Is higher truly better? | Story#7 - Stylo à bille

Is higher truly better? | Story#7

Is higher truly better? | Story#7

by styleabille , November 7, 2019

Stories

In the past 15 years of experience, I have noticed a common trend. The struggle to move from middle management to senior management.

There are books about the topic, and an array of talks and articles. I believe that the issues of the world of work are quite diverse; this one in particular deserves some attention.

Oftentimes, middle managers, typically with eight to 12 years of relevant professional experience feel stuck. They have the credentials, the passion, and the willingness to grow to the next level. However, they do not. Alternatively, they take too long.

In an era where advancement is time-bound, people expect to reach executive positions, and boards at a relatively young age. Comes also the challenge of women. Data shows that women struggle even more with this transition for reasons I will not state in this post.

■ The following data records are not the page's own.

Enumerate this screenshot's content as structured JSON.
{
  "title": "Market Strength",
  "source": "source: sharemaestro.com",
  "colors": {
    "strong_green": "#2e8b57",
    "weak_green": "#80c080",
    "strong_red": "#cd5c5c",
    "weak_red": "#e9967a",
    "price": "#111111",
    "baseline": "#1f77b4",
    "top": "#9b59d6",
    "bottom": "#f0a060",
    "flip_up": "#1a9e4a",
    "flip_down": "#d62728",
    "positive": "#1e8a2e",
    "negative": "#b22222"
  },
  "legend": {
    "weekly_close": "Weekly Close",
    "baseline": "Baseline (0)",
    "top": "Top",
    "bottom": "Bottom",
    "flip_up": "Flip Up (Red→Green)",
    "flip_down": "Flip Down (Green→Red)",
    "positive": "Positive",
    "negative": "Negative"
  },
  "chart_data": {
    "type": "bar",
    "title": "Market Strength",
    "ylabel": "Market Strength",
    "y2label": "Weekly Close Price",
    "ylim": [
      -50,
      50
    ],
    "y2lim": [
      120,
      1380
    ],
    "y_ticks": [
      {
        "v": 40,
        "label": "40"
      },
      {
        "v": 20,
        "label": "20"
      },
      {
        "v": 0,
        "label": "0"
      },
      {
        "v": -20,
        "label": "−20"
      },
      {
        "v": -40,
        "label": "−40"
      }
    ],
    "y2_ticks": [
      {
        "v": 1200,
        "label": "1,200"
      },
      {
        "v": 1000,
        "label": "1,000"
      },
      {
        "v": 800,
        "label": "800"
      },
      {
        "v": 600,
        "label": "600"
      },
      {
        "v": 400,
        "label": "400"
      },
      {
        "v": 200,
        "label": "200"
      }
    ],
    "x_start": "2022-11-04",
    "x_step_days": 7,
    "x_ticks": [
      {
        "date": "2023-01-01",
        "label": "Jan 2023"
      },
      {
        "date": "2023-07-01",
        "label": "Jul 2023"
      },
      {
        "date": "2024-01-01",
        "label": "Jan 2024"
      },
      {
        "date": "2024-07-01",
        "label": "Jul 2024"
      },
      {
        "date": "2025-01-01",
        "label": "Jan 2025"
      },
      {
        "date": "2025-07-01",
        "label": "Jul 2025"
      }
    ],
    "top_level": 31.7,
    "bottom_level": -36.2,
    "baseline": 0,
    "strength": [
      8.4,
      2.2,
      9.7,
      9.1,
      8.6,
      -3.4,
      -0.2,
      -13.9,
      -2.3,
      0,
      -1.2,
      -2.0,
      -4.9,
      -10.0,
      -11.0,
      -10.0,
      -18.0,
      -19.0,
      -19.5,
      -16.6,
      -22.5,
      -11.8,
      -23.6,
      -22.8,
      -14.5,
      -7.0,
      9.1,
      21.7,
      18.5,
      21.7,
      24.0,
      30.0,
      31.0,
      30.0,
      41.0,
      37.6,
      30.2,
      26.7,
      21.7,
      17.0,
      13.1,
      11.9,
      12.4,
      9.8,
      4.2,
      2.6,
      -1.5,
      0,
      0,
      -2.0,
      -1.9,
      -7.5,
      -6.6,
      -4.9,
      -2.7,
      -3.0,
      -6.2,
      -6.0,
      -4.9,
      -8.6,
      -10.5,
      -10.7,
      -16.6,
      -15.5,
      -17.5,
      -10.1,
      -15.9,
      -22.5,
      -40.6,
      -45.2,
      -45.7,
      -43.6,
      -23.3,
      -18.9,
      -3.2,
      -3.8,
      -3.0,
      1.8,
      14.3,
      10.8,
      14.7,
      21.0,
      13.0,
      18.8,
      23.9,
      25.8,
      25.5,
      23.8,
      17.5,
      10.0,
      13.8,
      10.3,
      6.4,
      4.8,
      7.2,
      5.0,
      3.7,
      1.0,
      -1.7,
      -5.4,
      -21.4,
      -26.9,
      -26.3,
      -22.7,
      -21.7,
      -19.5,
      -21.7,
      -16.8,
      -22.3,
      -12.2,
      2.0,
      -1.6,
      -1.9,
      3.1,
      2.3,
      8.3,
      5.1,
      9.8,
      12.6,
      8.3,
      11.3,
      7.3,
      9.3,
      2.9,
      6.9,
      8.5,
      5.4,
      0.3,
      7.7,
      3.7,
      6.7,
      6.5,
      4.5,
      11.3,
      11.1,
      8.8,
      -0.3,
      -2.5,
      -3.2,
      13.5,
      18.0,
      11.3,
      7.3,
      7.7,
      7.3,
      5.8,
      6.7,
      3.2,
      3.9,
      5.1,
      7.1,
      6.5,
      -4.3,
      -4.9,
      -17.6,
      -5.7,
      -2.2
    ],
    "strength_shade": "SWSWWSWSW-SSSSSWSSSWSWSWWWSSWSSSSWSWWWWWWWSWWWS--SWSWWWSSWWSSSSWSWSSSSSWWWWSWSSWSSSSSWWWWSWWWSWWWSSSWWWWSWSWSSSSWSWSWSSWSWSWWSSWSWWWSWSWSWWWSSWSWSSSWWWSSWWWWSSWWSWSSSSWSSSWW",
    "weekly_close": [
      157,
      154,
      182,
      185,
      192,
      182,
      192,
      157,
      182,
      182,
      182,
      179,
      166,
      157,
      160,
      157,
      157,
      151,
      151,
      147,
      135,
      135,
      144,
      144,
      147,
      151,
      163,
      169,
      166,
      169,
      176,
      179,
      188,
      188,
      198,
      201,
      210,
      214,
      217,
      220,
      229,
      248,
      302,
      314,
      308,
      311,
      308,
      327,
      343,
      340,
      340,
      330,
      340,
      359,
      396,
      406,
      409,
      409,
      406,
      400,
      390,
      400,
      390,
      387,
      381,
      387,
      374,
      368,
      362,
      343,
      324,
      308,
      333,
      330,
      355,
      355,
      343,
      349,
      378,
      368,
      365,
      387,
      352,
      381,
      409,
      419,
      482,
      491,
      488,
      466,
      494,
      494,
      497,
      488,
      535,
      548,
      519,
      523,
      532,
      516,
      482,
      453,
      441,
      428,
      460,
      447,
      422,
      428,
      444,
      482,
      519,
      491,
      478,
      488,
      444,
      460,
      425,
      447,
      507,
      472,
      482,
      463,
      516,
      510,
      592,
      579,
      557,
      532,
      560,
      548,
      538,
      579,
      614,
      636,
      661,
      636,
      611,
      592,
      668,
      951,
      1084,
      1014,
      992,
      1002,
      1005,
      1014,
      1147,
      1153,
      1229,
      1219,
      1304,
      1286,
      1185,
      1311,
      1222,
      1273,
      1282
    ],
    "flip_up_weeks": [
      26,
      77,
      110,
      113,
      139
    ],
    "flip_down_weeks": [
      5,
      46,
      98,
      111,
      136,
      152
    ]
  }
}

If you spend some time reading the pitfalls for transitioning, in large corporate environments similar to ones I have worked in, from the so called “good to great”, you will notice the following.

1- Middle managers do not change their focus. If a middle manager focuses on things a middle manager is concerned about, she will not become a senior manager. As the middle manager changes her focus, she will potentially access higher levels of leadership, and decision making.

2- Middle managers spend time with their peers and subordinates. Middle managers will achieve higher levels of seniority if they earn the trust of executive leaders, and if they maintain these relations that they should initially establish.

3- Middle managers do not act upon all tasks. They only focus on highly important and urgent ones. When they do so, the probability to achieve seniority is higher. Leaders delegate urgent tasks. They also postpone important but not urgent ones. They execute tasks that are both important and urgent.

4- Middle managers solve problems. If they want to seek higher levels in the hierarchy they ought to find opportunities in these problems. These opportunities often pertain to business growth, capability building, or other corporate priorities.

5- Very few senior managers made it without a mentor. One of the ways to unlock the leadership potential in every person is to get a mentor who can help middle managers transition safely navigating the political subtleties, and honing leadership skills.

One short YouTube video focuses on the value of mentorship https://www.youtube.com/watch?v=ZYZoX6cxh0E

6- Perhaps one of my favorite readings about career transition from middle management to executive leadership is from McKinsey: https://www.mckinsey.com/business-functions/organization/our-insights/successfully-transitioning-to-new-leadership-roles. While it clearly draws a roadmap about the transition it also focuses on five elements the individual needs to focus on even before reaching executive leadership; those are

a- The business function: does the person understand its performance? Did she align her teams around its priorities?

b- The culture: does the person understand it? Does it need any change? How is the person a change agent?

c- The team: does the person know the super powers and areas of growth of the team? Did she engage in a development journey?

d- The person herself: did she set her priorities towards the aimed direction?

e- The stakeholders: who are they? Can she influence their viewpoints?

While I think that this topic is challenging in the corporate world, it also remains interesting to explore. There are surely exceptions for fast track career transition, there are as well very sad stories of individuals who are highly credible and qualified, yet they were unable to make it.